Oggi si riunisce a Bruxelles l’Ecofin. Si parlerà, senza dubbio, non solo del riassetto del debito della Grecia, ma anche e soprattutto dei tempi di ratifica del “Fiscal Compact”. Gli Stati che più hanno promosso e sponsorizzato il nuovo trattato premono perché 12 Stati dell’eurozona completino al più presto le procedure di ratifica e l’accordo sia nelle condizioni per poter entrare in vigore.

L’Italia deve evitare di essere, anche questa volta (come in altre vicende europee), il Pierino della situazione – ossia colui che ratifica il “Compact” in tempi stretti e senza un adeguato dibattito in Parlamento e nel Paese. Se ben ricordo, l’ultimo confronto serio e duro in materie europee avvenne nel 1978 in occasione della ratifica degli accordi di cambio (lo Sme), quando l’opposizione alzò le barricate (a mio avviso sbagliando nel merito, ma facendo riflettere l’opinione pubblica sulle implicazioni e dando giustizia all’importanza dell’atto). Il Trattato di Maastricht venne ratificato in meno di tre settimane, con una discussione parlamentare inesistente e senza alcun confronto nell’opinione pubblica.

Volevamo sfoggiare il nostro iper-europeismo, sapendo già, però, che non avremmo rispettato l’accordo. Tanto che, come documentato in “Temi di Discussione” n. 334 del servizio studi della Banca d’Italia, pochi mesi dopo la ratifica del Trattato, il Governo Ciampi mise in atto “una pausa” nella politica di risanamento dei conti pubblici (si avvicinavano le elezioni ed erano note le preferenze del Governo “tecnico” dell’epoca). La pausa turbò i mercati – sempre secondo il documento citato, mai smentito in oltre dieci anni dalla pubblicazione – e rese più oneroso il costo sociale complessivo del raggiungimento degli obiettivi di Maastricht.

Un confronto nel Paese sul “Fiscal Compact” è ancora più necessario di quanto sarebbe stato uno sulla ratifica del Trattato di Maastricht poiché il “Compact” del 2012 è molto più specifico del Trattato di vent’anni fa in tema di obblighi in capo all’Italia. In particolare, ove non interverranno “circostanze eccezionali” e altri “fattori rilevanti”, ci siamo impegnati a una strategia deflazionistica sino a quando il rapporto tra stock di debito e Pil non avrà raggiunto il 60% (rispetto al 120% di questi giorni). Una ratifica affrettata (come quella del Trattato di Maastricht) potrebbe dare a intendere che stiamo ancora una volta facendo “i furbetti del quartierino”, dando prova di iper-europeismo pur essendo certi di non osservare il “Compact”, trincerandoci dietro eccezioni e attenuanti. O, ancor peggio, che una élite tecnocratica a termine non ha il supporto della grande maggioranza degli italiani (a cui si chiedono forti sacrifici).

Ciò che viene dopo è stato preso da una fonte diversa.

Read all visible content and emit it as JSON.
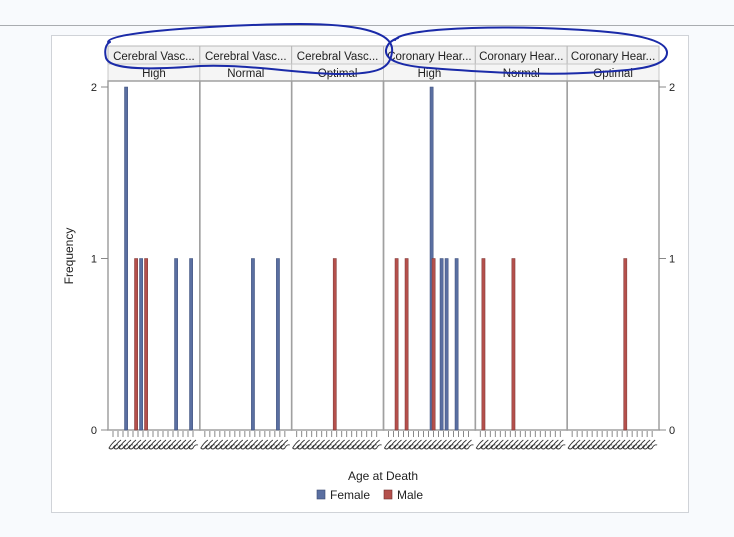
{
  "chart_data": {
    "type": "bar",
    "subtype": "paneled histogram (frequency by age at death, grouped by sex)",
    "xlabel": "Age at Death",
    "ylabel": "Frequency",
    "ylim": [
      0,
      2
    ],
    "yticks": [
      0,
      1,
      2
    ],
    "x_tick_labels_note": "rotated overlapping age values, illegible",
    "bins_per_panel": 17,
    "legend": {
      "placement": "bottom",
      "entries": [
        {
          "name": "Female",
          "color": "#5a6fa1"
        },
        {
          "name": "Male",
          "color": "#b4504c"
        }
      ]
    },
    "panels": [
      {
        "label": "Cerebral Vasc...",
        "sublabel": "High",
        "bars": [
          {
            "bin": 2,
            "series": "Female",
            "value": 2
          },
          {
            "bin": 4,
            "series": "Male",
            "value": 1
          },
          {
            "bin": 5,
            "series": "Female",
            "value": 1
          },
          {
            "bin": 6,
            "series": "Male",
            "value": 1
          },
          {
            "bin": 12,
            "series": "Female",
            "value": 1
          },
          {
            "bin": 15,
            "series": "Female",
            "value": 1
          }
        ]
      },
      {
        "label": "Cerebral Vasc...",
        "sublabel": "Normal",
        "bars": [
          {
            "bin": 9,
            "series": "Female",
            "value": 1
          },
          {
            "bin": 14,
            "series": "Female",
            "value": 1
          }
        ]
      },
      {
        "label": "Cerebral Vasc...",
        "sublabel": "Optimal",
        "bars": [
          {
            "bin": 7,
            "series": "Male",
            "value": 1
          }
        ]
      },
      {
        "label": "Coronary Hear...",
        "sublabel": "High",
        "bars": [
          {
            "bin": 1,
            "series": "Male",
            "value": 1
          },
          {
            "bin": 3,
            "series": "Male",
            "value": 1
          },
          {
            "bin": 8,
            "series": "Female",
            "value": 2
          },
          {
            "bin": 8.4,
            "series": "Male",
            "value": 1
          },
          {
            "bin": 10,
            "series": "Female",
            "value": 1
          },
          {
            "bin": 11,
            "series": "Female",
            "value": 1
          },
          {
            "bin": 13,
            "series": "Female",
            "value": 1
          }
        ]
      },
      {
        "label": "Coronary Hear...",
        "sublabel": "Normal",
        "bars": [
          {
            "bin": 0,
            "series": "Male",
            "value": 1
          },
          {
            "bin": 6,
            "series": "Male",
            "value": 1
          }
        ]
      },
      {
        "label": "Coronary Hear...",
        "sublabel": "Optimal",
        "bars": [
          {
            "bin": 10,
            "series": "Male",
            "value": 1
          }
        ]
      }
    ]
  },
  "annotations": {
    "ink_color": "#1a2aa8",
    "description": "Two hand-drawn blue loops circling the Cerebral Vasc... and Coronary Hear... panel headers"
  }
}
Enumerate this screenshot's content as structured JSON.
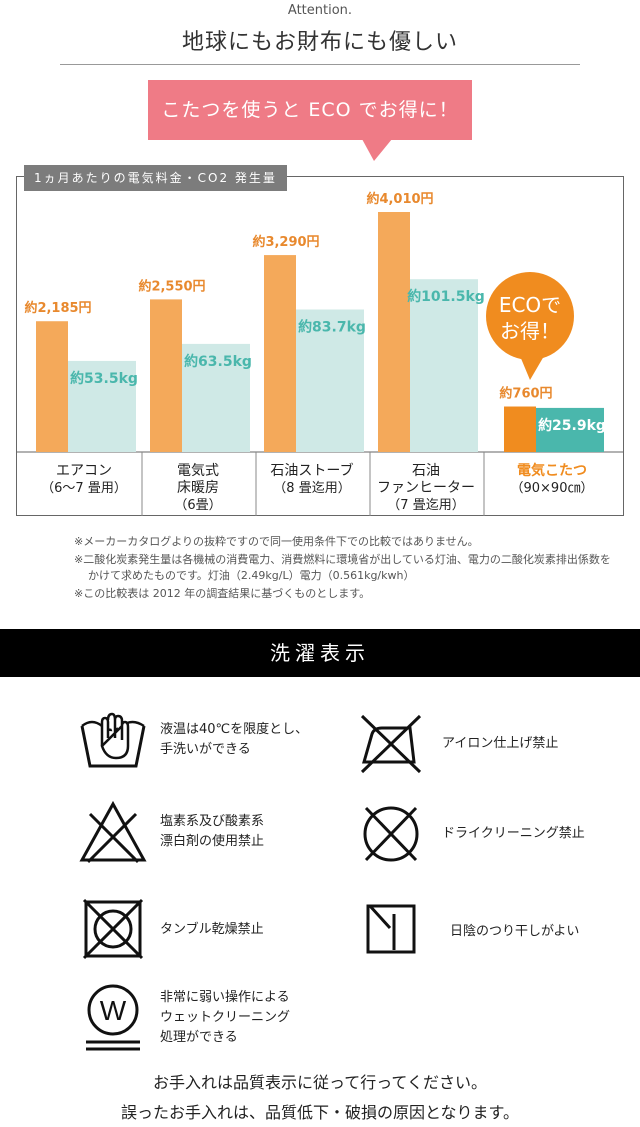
{
  "header": {
    "attention": "Attention.",
    "title": "地球にもお財布にも優しい"
  },
  "callout": {
    "text": "こたつを使うと ECO でお得に！"
  },
  "chart_data": {
    "type": "bar",
    "title": "1ヵ月あたりの電気料金・CO2 発生量",
    "categories": [
      {
        "lines": [
          "エアコン",
          "（6〜7 畳用）"
        ]
      },
      {
        "lines": [
          "電気式",
          "床暖房",
          "（6畳）"
        ]
      },
      {
        "lines": [
          "石油ストーブ",
          "（8 畳迄用）"
        ]
      },
      {
        "lines": [
          "石油",
          "ファンヒーター",
          "（7 畳迄用）"
        ]
      },
      {
        "lines": [
          "電気こたつ",
          "（90×90㎝）"
        ],
        "highlight": true
      }
    ],
    "series": [
      {
        "values": [
          2185,
          2550,
          3290,
          4010,
          760
        ],
        "color": "#f4a95a",
        "labels": [
          "約2,185円",
          "約2,550円",
          "約3,290円",
          "約4,010円",
          "約760円"
        ]
      },
      {
        "values": [
          53.5,
          63.5,
          83.7,
          101.5,
          25.9
        ],
        "color": "#cfe9e6",
        "label_color": "#4ab7ac",
        "labels": [
          "約53.5kg",
          "約63.5kg",
          "約83.7kg",
          "約101.5kg",
          "約25.9kg"
        ]
      }
    ],
    "badge": {
      "line1": "ECOで",
      "line2": "お得！",
      "color": "#f08c1f"
    },
    "highlight_color": "#f08c1f",
    "highlight_bar_color": "#f08c1f",
    "highlight_bar2_color": "#4ab7ac"
  },
  "notes": [
    "※メーカーカタログよりの抜粋ですので同一使用条件下での比較ではありません。",
    "※二酸化炭素発生量は各機械の消費電力、消費燃料に環境省が出している灯油、電力の二酸化炭素排出係数をかけて求めたものです。灯油（2.49kg/L）電力（0.561kg/kwh）",
    "※この比較表は 2012 年の調査結果に基づくものとします。"
  ],
  "washing": {
    "title": "洗濯表示",
    "items": [
      {
        "icon": "hand-wash-icon",
        "lines": [
          "液温は40℃を限度とし、",
          "手洗いができる"
        ]
      },
      {
        "icon": "no-iron-icon",
        "lines": [
          "アイロン仕上げ禁止"
        ]
      },
      {
        "icon": "no-bleach-icon",
        "lines": [
          "塩素系及び酸素系",
          "漂白剤の使用禁止"
        ]
      },
      {
        "icon": "no-dry-clean-icon",
        "lines": [
          "ドライクリーニング禁止"
        ]
      },
      {
        "icon": "no-tumble-dry-icon",
        "lines": [
          "タンブル乾燥禁止"
        ]
      },
      {
        "icon": "shade-line-dry-icon",
        "lines": [
          "日陰のつり干しがよい"
        ]
      },
      {
        "icon": "wet-clean-icon",
        "lines": [
          "非常に弱い操作による",
          "ウェットクリーニング",
          "処理ができる"
        ]
      }
    ]
  },
  "closing": [
    "お手入れは品質表示に従って行ってください。",
    "誤ったお手入れは、品質低下・破損の原因となります。"
  ]
}
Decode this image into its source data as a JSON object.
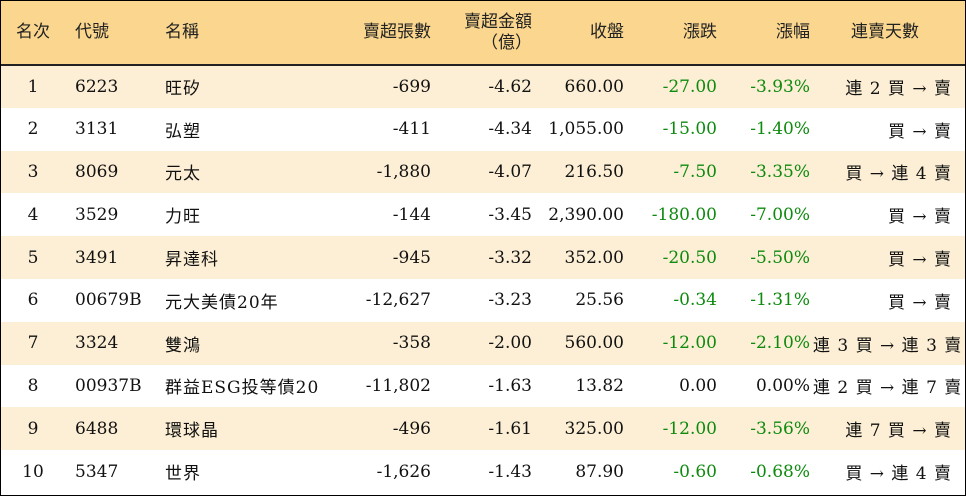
{
  "headers": {
    "rank": "名次",
    "code": "代號",
    "name": "名稱",
    "sell_lots": "賣超張數",
    "sell_amount_line1": "賣超金額",
    "sell_amount_line2": "（億）",
    "close": "收盤",
    "change": "漲跌",
    "change_pct": "漲幅",
    "streak": "連賣天數"
  },
  "rows": [
    {
      "rank": "1",
      "code": "6223",
      "name": "旺矽",
      "sell_lots": "-699",
      "sell_amount": "-4.62",
      "close": "660.00",
      "change": "-27.00",
      "change_pct": "-3.93%",
      "streak": "連 2 買 → 賣"
    },
    {
      "rank": "2",
      "code": "3131",
      "name": "弘塑",
      "sell_lots": "-411",
      "sell_amount": "-4.34",
      "close": "1,055.00",
      "change": "-15.00",
      "change_pct": "-1.40%",
      "streak": "買 → 賣"
    },
    {
      "rank": "3",
      "code": "8069",
      "name": "元太",
      "sell_lots": "-1,880",
      "sell_amount": "-4.07",
      "close": "216.50",
      "change": "-7.50",
      "change_pct": "-3.35%",
      "streak": "買 → 連 4 賣"
    },
    {
      "rank": "4",
      "code": "3529",
      "name": "力旺",
      "sell_lots": "-144",
      "sell_amount": "-3.45",
      "close": "2,390.00",
      "change": "-180.00",
      "change_pct": "-7.00%",
      "streak": "買 → 賣"
    },
    {
      "rank": "5",
      "code": "3491",
      "name": "昇達科",
      "sell_lots": "-945",
      "sell_amount": "-3.32",
      "close": "352.00",
      "change": "-20.50",
      "change_pct": "-5.50%",
      "streak": "買 → 賣"
    },
    {
      "rank": "6",
      "code": "00679B",
      "name": "元大美債20年",
      "sell_lots": "-12,627",
      "sell_amount": "-3.23",
      "close": "25.56",
      "change": "-0.34",
      "change_pct": "-1.31%",
      "streak": "買 → 賣"
    },
    {
      "rank": "7",
      "code": "3324",
      "name": "雙鴻",
      "sell_lots": "-358",
      "sell_amount": "-2.00",
      "close": "560.00",
      "change": "-12.00",
      "change_pct": "-2.10%",
      "streak": "連 3 買 → 連 3 賣"
    },
    {
      "rank": "8",
      "code": "00937B",
      "name": "群益ESG投等債20",
      "sell_lots": "-11,802",
      "sell_amount": "-1.63",
      "close": "13.82",
      "change": "0.00",
      "change_pct": "0.00%",
      "streak": "連 2 買 → 連 7 賣"
    },
    {
      "rank": "9",
      "code": "6488",
      "name": "環球晶",
      "sell_lots": "-496",
      "sell_amount": "-1.61",
      "close": "325.00",
      "change": "-12.00",
      "change_pct": "-3.56%",
      "streak": "連 7 買 → 賣"
    },
    {
      "rank": "10",
      "code": "5347",
      "name": "世界",
      "sell_lots": "-1,626",
      "sell_amount": "-1.43",
      "close": "87.90",
      "change": "-0.60",
      "change_pct": "-0.68%",
      "streak": "買 → 連 4 賣"
    }
  ],
  "colors": {
    "header_bg": "#fad68e",
    "odd_row_bg": "#fcefd5",
    "negative_change": "#0e8a0e"
  }
}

Ciò è tanto più necessario in quanto, nonostante gli sforzi mediatici, la politica estera non sembra essere, di questi tempi, il nostro forte. Nella trattativa del “Compact” abbiamo ottenuto poco o nulla. Nella vicenda (peraltro piuttosto oscura) dei nostri “marò” in prigione nello Stato del Kerala, da due settimane un Sottosegretario è in missione, svolgendo compiti normalmente affidati a un Console, e non pare che si riesca a tirar fuori un ragno buco. In quella ancora più inquietante del blitz britannico in Sudan, solo il Capo dello Stato ha, correttamente, fatto sentire la propria voce, mentre l’Italia ha subito un affronto ben peggiore di quello che abbiamo evitato a Sigonella.

Nessuna di queste sconfitte è da attribuirsi a questo o quell’individuo. Nel resto del mondo, però, un Governo privo di base elettorale e sostenuto da una mini-coalizione sempre in bilico conta meno di quanto paiono dire alcune apparenze enfatizzate dai media. I nostri partner lo sanno. E c’è il rischio che non ci prendano sul serio senza una vera disanima nel Paese sul “Fiscal Compact” e le sue ramificazioni per tutti gli italiani, specialmente i più deboli.